Dalam tradisi Gereja Katolik, perwujudan konkret pertobatan secara liturgis-sakramental terlaksana dalam penerimaan sakramen tobat. Pada sakramen tobat, Allah hadir dan mencintai manusia, yang telah dibaptis dan jatuh lagi dalam dosa namun bertobat, dengan mengampuni kembali dosa-dosanya, memulihkan hubungan dengan-Nya dan dengan sesamanya[12]. Sakramen tobat dapat dimaknai sebagai ungkapan kesadaran dari kelemahan, kerapuhan dan kedosaan manusia. Selain itu, sakramen ini juga dimaknai sebagai keyakinan pada Allah yang Maha Rahim, yang mengasihi dan mengampuni manusia.

2.    Buah-buah Sakramen Tobat
Sakramen tobat atau rekonsiliasi dipahami sebagai sakramen pengampunan atas dosa. Disebut demikian karena sakramen ini memiliki makna yang mendalam untuk membangun kembali sebuah hubungan atau relasi yang telah rusak. Di dalamnya, manusia sebagai pendosa menyesali kedosaan dengan bentuk pengakuan. Atas dasar gerak personal itu, manusia mendapatkan pengampunan. Di sini terjadi gerak pembangunan kembali atas hubungan yang telah rusak – rekonsiliasi – sebagai dinamika pembaruan hidup yang lebih baik. Maka, sakramen tobat atau rekonsiliasi memiliki buah-buah rohani yang kaya, yakni: rekonsiliasi dengan Allah, rekonsiliasi dengan Gereja dan rekonsiliasi dengan semua makhluk serta alam ciptaan.
A.  Rekonsiliasi dengan Allah
Sakramen tobat atau rekonsiliasi mendamaikan kembali kita (manusia yang berdosa) dengan Allah, sehingga kita hidup dalam rahmat[13]. Dari pihak Allah, Ia selalu menawarkan pendamaian kepada manusia. Tawaran pendamaian itu terjadi melalui tindakan-Nya dalam mengutus Yesus Kristus, Putera-Nya. Berkat wafat dan kebangkitan Kristus, manusia diperdamaikan kembali dengan Allah. Itulah sebabnya, dalam rumusan absolusi dinyatakan: “Allah Bapa yang berbelas kasih telah mendamaikan dunia dengan diri-Nya melalui wafat dan kebangkitan Putera-Nya”. Dengan demikian, sakramen tobat atau rekonsiliasi menghadirkan misteri wafat dan kebangkitan Kristus sebagai peristiwa yang mendamaikan manusia dengan Allah[14].

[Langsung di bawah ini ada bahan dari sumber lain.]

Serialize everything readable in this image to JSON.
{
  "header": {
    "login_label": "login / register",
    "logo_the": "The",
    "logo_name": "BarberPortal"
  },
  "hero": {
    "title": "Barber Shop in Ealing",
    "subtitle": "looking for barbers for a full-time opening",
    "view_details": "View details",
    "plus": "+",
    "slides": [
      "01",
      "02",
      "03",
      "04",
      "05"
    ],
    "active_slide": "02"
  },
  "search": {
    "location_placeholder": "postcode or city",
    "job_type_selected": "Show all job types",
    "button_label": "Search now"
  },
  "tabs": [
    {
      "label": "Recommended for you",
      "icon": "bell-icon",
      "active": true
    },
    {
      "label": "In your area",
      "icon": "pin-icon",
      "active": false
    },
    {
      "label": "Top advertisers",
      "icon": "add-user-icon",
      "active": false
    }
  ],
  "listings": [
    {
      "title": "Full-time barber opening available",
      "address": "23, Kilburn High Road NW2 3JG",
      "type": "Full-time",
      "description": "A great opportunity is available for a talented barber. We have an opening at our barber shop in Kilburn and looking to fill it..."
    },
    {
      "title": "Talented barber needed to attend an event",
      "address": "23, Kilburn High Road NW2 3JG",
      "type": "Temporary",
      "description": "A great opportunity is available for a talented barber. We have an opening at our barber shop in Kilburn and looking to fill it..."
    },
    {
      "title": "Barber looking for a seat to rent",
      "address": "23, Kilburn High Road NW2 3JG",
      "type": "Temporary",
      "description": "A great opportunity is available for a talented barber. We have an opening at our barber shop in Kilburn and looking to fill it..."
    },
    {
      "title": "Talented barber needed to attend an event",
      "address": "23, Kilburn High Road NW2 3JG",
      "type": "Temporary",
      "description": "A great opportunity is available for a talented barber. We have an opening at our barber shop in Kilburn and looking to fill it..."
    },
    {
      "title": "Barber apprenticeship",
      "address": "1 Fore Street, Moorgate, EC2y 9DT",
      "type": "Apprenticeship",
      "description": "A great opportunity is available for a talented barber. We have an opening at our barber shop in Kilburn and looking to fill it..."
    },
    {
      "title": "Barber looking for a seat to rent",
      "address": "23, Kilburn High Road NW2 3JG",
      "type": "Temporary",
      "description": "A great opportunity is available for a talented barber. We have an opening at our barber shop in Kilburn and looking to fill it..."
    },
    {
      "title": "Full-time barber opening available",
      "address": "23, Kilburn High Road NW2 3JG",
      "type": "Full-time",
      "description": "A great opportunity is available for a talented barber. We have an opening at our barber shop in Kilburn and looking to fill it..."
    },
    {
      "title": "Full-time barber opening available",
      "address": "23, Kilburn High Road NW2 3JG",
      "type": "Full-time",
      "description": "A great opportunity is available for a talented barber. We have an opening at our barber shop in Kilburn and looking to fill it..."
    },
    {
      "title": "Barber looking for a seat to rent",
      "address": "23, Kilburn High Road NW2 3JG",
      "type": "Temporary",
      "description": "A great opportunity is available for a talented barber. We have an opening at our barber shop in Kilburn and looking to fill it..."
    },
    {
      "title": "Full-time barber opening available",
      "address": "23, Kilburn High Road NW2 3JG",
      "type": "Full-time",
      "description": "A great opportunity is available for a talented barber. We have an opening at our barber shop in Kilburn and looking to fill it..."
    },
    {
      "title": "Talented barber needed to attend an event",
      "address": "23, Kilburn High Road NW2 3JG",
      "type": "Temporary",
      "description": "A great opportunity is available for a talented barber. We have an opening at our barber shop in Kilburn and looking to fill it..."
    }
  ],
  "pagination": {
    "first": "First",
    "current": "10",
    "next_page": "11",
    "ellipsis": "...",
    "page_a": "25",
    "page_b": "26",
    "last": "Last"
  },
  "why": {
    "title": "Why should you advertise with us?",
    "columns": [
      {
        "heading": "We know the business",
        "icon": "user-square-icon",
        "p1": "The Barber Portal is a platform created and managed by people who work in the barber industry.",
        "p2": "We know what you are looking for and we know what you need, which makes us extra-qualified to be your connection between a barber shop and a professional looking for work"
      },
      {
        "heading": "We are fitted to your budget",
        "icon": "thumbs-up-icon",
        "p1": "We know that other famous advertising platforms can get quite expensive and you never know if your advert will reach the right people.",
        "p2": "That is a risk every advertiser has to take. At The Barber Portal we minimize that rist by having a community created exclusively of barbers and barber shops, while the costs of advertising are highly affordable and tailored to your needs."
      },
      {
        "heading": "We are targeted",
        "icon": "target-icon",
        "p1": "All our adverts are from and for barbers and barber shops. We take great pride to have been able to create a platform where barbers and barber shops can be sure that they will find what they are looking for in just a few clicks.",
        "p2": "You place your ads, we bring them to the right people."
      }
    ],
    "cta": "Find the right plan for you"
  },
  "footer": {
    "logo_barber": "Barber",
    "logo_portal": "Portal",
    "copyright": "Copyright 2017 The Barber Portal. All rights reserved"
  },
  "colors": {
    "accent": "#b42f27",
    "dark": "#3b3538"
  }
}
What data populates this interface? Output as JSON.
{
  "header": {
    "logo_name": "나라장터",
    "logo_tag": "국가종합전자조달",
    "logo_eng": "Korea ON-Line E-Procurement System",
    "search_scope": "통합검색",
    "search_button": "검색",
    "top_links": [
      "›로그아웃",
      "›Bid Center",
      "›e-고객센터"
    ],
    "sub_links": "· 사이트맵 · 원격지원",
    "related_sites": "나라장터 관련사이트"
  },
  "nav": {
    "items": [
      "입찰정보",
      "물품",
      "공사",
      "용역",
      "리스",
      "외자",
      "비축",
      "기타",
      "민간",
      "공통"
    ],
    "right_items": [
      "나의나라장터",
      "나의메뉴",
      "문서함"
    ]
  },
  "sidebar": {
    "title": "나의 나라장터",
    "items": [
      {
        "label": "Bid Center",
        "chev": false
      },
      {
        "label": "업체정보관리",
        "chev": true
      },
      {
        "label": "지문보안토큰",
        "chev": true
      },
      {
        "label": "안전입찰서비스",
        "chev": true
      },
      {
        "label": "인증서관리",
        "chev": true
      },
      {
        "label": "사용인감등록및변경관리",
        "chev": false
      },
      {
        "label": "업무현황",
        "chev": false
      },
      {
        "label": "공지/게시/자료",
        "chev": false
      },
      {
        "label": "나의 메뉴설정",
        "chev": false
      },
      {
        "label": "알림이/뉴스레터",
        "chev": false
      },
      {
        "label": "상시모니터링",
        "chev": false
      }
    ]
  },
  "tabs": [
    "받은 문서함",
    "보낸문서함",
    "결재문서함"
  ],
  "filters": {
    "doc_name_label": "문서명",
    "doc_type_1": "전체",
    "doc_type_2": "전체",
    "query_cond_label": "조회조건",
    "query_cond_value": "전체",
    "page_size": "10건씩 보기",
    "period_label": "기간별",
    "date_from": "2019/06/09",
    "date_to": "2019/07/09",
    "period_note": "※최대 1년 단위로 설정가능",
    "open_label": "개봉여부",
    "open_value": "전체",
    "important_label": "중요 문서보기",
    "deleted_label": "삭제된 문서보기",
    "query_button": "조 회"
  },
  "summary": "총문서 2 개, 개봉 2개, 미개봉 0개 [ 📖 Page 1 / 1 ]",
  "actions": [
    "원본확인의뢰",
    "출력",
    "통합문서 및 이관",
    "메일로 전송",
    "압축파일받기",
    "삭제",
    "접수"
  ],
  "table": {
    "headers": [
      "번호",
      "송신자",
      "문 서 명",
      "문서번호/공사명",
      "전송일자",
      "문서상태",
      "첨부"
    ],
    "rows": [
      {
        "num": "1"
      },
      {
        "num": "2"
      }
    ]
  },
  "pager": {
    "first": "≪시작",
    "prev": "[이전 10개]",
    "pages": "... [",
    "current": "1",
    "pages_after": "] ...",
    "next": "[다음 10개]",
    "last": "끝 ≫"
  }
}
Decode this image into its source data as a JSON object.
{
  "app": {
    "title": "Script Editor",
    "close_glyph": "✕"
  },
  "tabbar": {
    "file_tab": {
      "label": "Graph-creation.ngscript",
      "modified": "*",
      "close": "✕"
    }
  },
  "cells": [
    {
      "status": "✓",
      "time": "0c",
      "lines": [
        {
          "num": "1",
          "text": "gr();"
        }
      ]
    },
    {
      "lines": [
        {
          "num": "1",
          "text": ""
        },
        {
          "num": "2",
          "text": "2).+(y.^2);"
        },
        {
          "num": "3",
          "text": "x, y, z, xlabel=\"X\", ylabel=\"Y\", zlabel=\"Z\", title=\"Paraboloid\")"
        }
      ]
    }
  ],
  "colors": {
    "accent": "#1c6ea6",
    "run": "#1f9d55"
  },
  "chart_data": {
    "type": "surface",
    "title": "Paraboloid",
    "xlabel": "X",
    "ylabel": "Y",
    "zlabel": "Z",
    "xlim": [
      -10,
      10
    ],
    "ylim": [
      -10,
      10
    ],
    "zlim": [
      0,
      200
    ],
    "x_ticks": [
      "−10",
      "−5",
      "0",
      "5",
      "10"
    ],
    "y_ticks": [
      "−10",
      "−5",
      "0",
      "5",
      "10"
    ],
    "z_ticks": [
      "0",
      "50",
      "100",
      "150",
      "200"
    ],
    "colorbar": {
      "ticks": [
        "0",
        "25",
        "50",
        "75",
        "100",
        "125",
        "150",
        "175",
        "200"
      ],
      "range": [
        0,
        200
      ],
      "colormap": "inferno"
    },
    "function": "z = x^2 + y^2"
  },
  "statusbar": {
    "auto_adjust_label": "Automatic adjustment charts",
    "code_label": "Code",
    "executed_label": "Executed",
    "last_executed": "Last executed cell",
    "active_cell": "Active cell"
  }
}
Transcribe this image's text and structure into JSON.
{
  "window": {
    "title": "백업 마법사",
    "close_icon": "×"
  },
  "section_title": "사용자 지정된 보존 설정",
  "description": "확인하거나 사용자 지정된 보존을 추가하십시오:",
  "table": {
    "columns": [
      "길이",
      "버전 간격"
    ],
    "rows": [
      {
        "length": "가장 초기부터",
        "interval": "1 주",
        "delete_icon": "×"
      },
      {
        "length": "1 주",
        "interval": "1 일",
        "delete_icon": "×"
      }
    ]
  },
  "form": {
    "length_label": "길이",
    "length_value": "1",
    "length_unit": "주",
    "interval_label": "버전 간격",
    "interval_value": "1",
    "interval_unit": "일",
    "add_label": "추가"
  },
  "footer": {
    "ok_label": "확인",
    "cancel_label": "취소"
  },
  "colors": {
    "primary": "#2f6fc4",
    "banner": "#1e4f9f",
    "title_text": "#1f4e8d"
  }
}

Sakramen ini memberikan kembali rahmat Allah kepada manusia dan menyatukan manusia dengan-Nya dalam persahabatan yang erat. Tujuan dan hasil pokok dari sakramen ini adalah pendamaian manusia dengan Allah. Sakramen tobat mengakibatkan sebuah kebangkitan rohani, yakni penempatan kembali peniten ke dalam martabat dan kekayaan kehidupan anak-anak Allah. Gambaran suasana pendamaian itu tampak dalam kisah perumpamaan anak yang hilang yang ditunjukkan dalam kebaikan hati seorang bapa (Luk 15: 11-32). Gambaran tersebut ingin menunjukkan bahwa keterpisahan dari Allah membuat manusia sungguh menderita (ay 17); dan pilihan untuk berbalik kepada Allah berbuah rahmat pendamaian, yakni dipulihkannya kembali identitas sebagai anak Allah. Melalui sakramen rekonsiliasi, kebersamaan dan kedamian dengan Allah yang telah diterima melalui baptisan diperoleh kembali. Dengan sakramen tobat, manusia kembali menjadi anak-anak Allah dan mengambil bagian di dalam kehidupan Allah[15].
B.  Rekonsiliasi dengan Gereja
Dosa tidak hanya memutuskan relasi antara manusia dengan Allah, tetapi juga dengan Gereja. Dengan dosa, hubungan seseorang tidak hanya diputuskan dari Allah, tetapi juga dari sesamanya, khususnya seluruh warga Gereja. Hal tersebut dapat dilihat dengan membandingkan kembali gambaran Gereja menurut Paulus. Paulus menggambarkan Gereja sebagai Tubuh Mistik Kristus, yakni satu tubuh dengan banyak anggota dengan Kristus sebagai Kepalanya (1 Kor 12: 12-31). Tubuh adalah sebuah kesatuan organis yang tidak terpisahkan antara yang satu dengan yang lain. Oleh karenanya, “jika satu anggota menderita, semua anggota ikut menderita; jika satu anggota dihormati, semua anggota turut bersuka cita” (ay 26). Maka, dosa setiap anggota Gereja dapat melukai seluruh Tubuh Kristus. Dosa salah satu anggota Gereja dapat melukai Gereja secara konkret. Kesucian Gereja yang dirugikan (oleh salah satu anggota yang berdosa) adalah kesucian/kesempurnaan kelompok orang-orang tertentu yang konkret[16].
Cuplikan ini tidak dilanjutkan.